A well-functioning port system is especially critical to transport grain to overseas markets, however Australian ports and landside logistic chains face major challenges from a growth in trade. Increasing trade will only intensify current issues, with inefficiencies impacting grain exports with spiralling costs and delays. In the short term the industry requires a nationally coordinated approach to port regulation to improve consistency and coordination, including terminal charges; and monitoring of port productivity by the Australian Government.

Freight decarbonisation

As a hard to abate industry, a nationally coordinated and staged transition is required, to implement a fundamental shift to Australian grain freight. With the commercialisation of low emission road and rail technologies still in its infancy, targeted government support is required to establish low emission pathways for grain freight.
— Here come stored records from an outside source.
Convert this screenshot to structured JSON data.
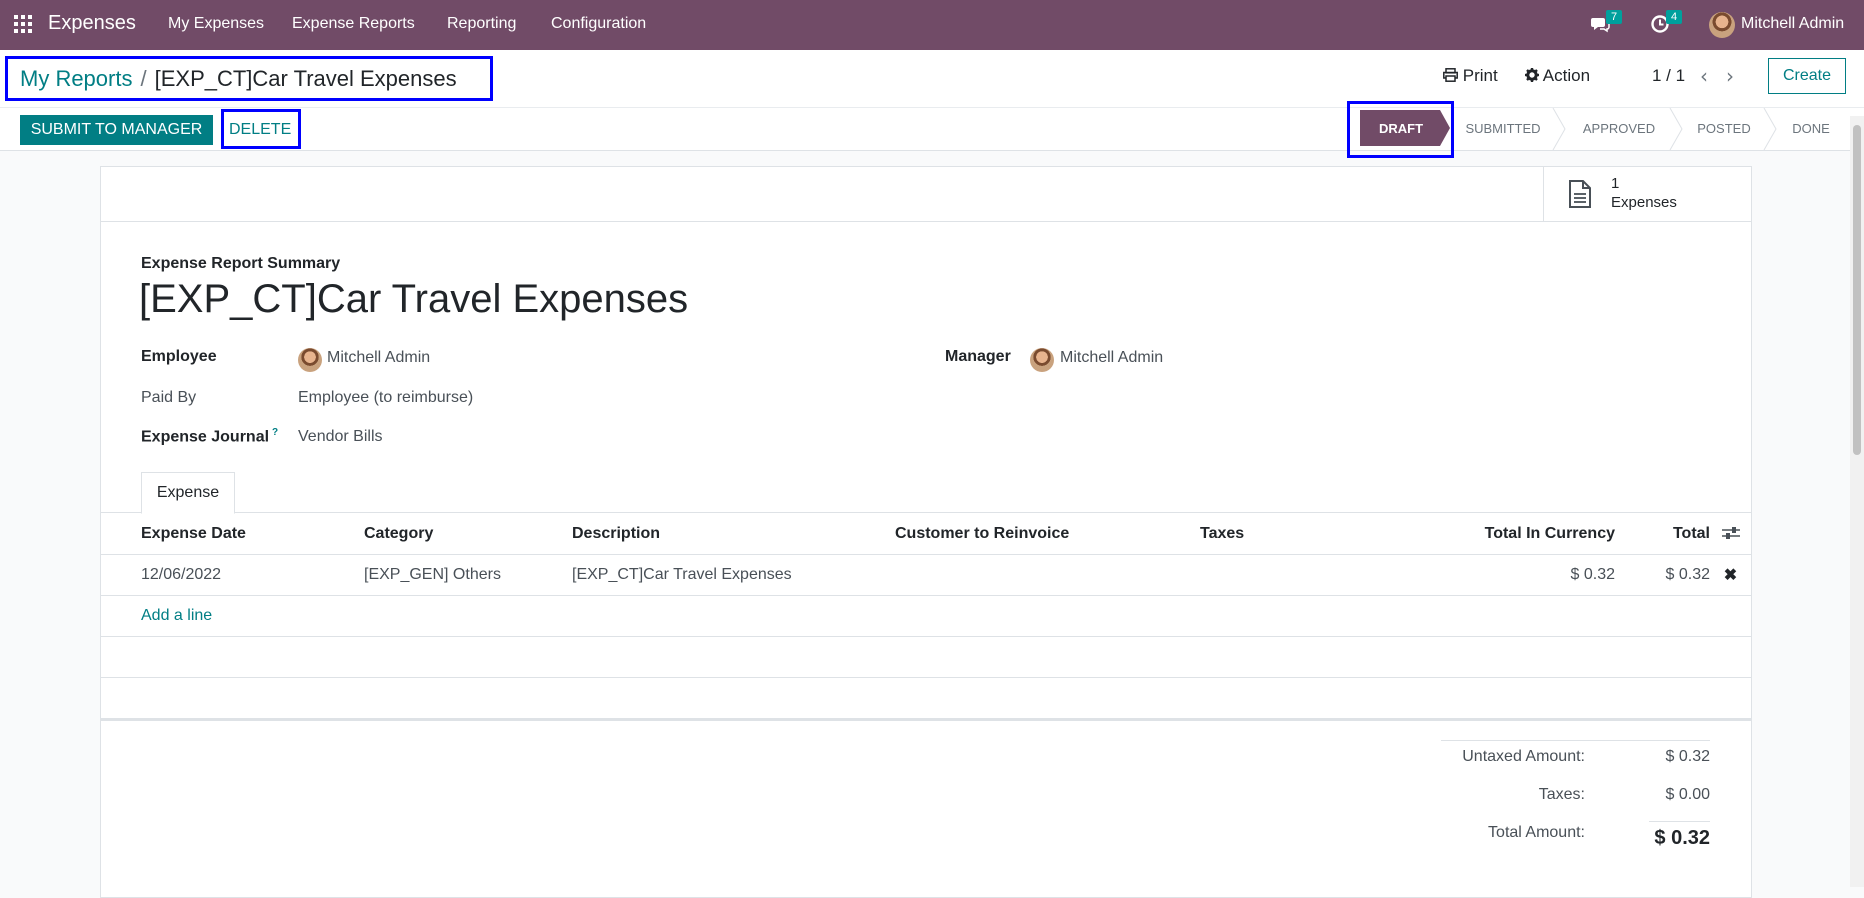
{
  "navbar": {
    "app_title": "Expenses",
    "menus": [
      "My Expenses",
      "Expense Reports",
      "Reporting",
      "Configuration"
    ],
    "messages_count": "7",
    "activities_count": "4",
    "user_name": "Mitchell Admin"
  },
  "breadcrumb": {
    "parent": "My Reports",
    "separator": "/",
    "current": "[EXP_CT]Car Travel Expenses"
  },
  "toolbar": {
    "print_label": "Print",
    "action_label": "Action",
    "pager": "1 / 1",
    "create_label": "Create",
    "submit_label": "SUBMIT TO MANAGER",
    "delete_label": "DELETE"
  },
  "statusbar": {
    "steps": [
      "DRAFT",
      "SUBMITTED",
      "APPROVED",
      "POSTED",
      "DONE"
    ],
    "active": "DRAFT"
  },
  "smart_button": {
    "count": "1",
    "label": "Expenses"
  },
  "form": {
    "summary_label": "Expense Report Summary",
    "title": "[EXP_CT]Car Travel Expenses",
    "employee_label": "Employee",
    "employee_value": "Mitchell Admin",
    "manager_label": "Manager",
    "manager_value": "Mitchell Admin",
    "paid_by_label": "Paid By",
    "paid_by_value": "Employee (to reimburse)",
    "journal_label": "Expense Journal",
    "journal_help": "?",
    "journal_value": "Vendor Bills"
  },
  "tabs": [
    "Expense"
  ],
  "table": {
    "columns": [
      "Expense Date",
      "Category",
      "Description",
      "Customer to Reinvoice",
      "Taxes",
      "Total In Currency",
      "Total"
    ],
    "rows": [
      [
        "12/06/2022",
        "[EXP_GEN] Others",
        "[EXP_CT]Car Travel Expenses",
        "",
        "",
        "$ 0.32",
        "$ 0.32"
      ]
    ],
    "add_line": "Add a line"
  },
  "totals": {
    "untaxed_label": "Untaxed Amount:",
    "untaxed_value": "$ 0.32",
    "taxes_label": "Taxes:",
    "taxes_value": "$ 0.00",
    "total_label": "Total Amount:",
    "total_value": "$ 0.32"
  },
  "colors": {
    "brand": "#714b67",
    "accent": "#017e84",
    "highlight": "#0000ff"
  }
}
Immediate steps required include: the implementation of a National Transport and Infrastructure Net Zero Roadmap and Action Plan; ensuring decarbonisation is included in the National Freight and Supply Chain Strategy; developing a National Modal Shift Scheme
to encourage increased grain rail freight; and explore opportunities for domestic production
of canola-based biofuels for use in existing machinery to reduce emissions.